More on Competent Summary Judgment Evidence: The Rule Does Not Just Apply to Affidavits
We previously wrote about the requirements many jurisdictions impose for affidavits or declarations submitted in conjunction with motions for summary judgment, including that they must be based on personal knowledge, show the affiant is competent to testify, and contain facts that would otherwise be admissible in evidence.
In this installment, we explore whether that standard applies to other forms of evidence that may be used to support or oppose a motion for summary judgment, including deposition testimony and answers to interrogatories.

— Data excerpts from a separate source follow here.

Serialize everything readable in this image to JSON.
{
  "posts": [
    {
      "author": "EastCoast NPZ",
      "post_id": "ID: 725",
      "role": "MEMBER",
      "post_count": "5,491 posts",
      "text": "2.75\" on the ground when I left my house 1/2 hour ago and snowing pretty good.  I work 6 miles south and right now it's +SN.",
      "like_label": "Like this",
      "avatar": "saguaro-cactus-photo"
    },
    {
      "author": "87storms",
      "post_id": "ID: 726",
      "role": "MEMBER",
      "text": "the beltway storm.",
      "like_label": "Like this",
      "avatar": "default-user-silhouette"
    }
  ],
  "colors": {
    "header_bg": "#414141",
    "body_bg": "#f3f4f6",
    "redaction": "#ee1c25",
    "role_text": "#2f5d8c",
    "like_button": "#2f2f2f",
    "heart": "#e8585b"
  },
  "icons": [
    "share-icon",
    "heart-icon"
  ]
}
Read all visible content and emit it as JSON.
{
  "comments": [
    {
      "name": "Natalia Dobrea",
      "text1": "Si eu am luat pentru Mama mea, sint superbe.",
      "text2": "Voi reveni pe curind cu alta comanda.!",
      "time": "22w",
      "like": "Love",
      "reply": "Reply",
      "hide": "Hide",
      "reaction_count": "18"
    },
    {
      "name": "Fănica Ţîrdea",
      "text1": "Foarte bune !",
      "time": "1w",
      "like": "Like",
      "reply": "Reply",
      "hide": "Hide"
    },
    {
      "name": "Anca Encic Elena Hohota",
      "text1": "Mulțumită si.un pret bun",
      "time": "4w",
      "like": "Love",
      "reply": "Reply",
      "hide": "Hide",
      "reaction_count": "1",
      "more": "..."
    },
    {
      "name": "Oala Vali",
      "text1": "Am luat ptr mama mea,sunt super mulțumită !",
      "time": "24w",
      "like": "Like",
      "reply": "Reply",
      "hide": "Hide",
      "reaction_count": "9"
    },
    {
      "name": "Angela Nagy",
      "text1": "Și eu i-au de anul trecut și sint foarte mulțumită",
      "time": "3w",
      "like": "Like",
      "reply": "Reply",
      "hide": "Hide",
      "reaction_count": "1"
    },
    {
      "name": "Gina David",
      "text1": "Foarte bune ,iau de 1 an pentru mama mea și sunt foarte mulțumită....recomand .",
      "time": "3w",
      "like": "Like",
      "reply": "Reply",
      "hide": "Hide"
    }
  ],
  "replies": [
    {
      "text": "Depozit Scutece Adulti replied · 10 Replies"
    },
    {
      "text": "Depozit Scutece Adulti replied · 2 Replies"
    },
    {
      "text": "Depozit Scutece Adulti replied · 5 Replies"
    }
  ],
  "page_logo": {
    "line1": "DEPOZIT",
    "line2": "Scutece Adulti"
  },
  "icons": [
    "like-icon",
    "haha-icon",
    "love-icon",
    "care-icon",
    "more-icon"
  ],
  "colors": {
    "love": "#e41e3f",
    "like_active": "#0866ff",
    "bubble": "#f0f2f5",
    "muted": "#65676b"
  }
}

In McKenney v. United States, the Eleventh Circuit Court of Appeals answered that question in the affirmative with regard to interrogatory responses. After rejecting the plaintiffs’ proffered evidence as insufficient to support summary judgment, the court pointed to a relevant interrogatory response in the record. The court observed that on summary judgment, a sworn interrogatory response is treated like an affidavit. However, conclusory affidavits lack probative value. The plaintiffs’ interrogatory response had failed to provide any explanation or detail regarding how they arrived at the figures in the response. The plaintiffs had therefore failed to meet their burden of showing their entitlement to a tax exclusion and the grant of summary judgment in their favor was reversed.
Like interrogatory responses, conclusory deposition testimony is not competent summary judgment evidence. In Reddy v. Buttar, the defendant argued that the district court erred in entering summary judgment because there were genuine disputes of material fact regarding the existence of an arbitration agreement between the parties. The Fourth Circuit Court of Appeals affirmed, holding that the defendant had provided no evidence aside from his own conclusory deposition testimony to support his claim that the plaintiff had presented an incorrect or forged version of the agreement. At his deposition, the defendant had testified that he did not possess a copy of the claimed alternative agreement, did not know if it existed, and had made no effort to find it. The court explained that, to create a genuine dispute of material fact, the party opposing summary judgment must rely on more than conclusory allegations, and the defendant’s unsupported claims did not “clear that threshold.”
In short, a party supporting or opposing a motion for summary judgment may not rely on conclusory evidence, whether that is in the form of an affidavit, a sworn interrogatory response, or deposition testimony. As we stated previously, there is no shortcut for establishing the necessary facts on summary judgment. Litigants should ensure that they establish an adequate record, from initial discovery to depositions to finding the right affiant to support or oppose the motion.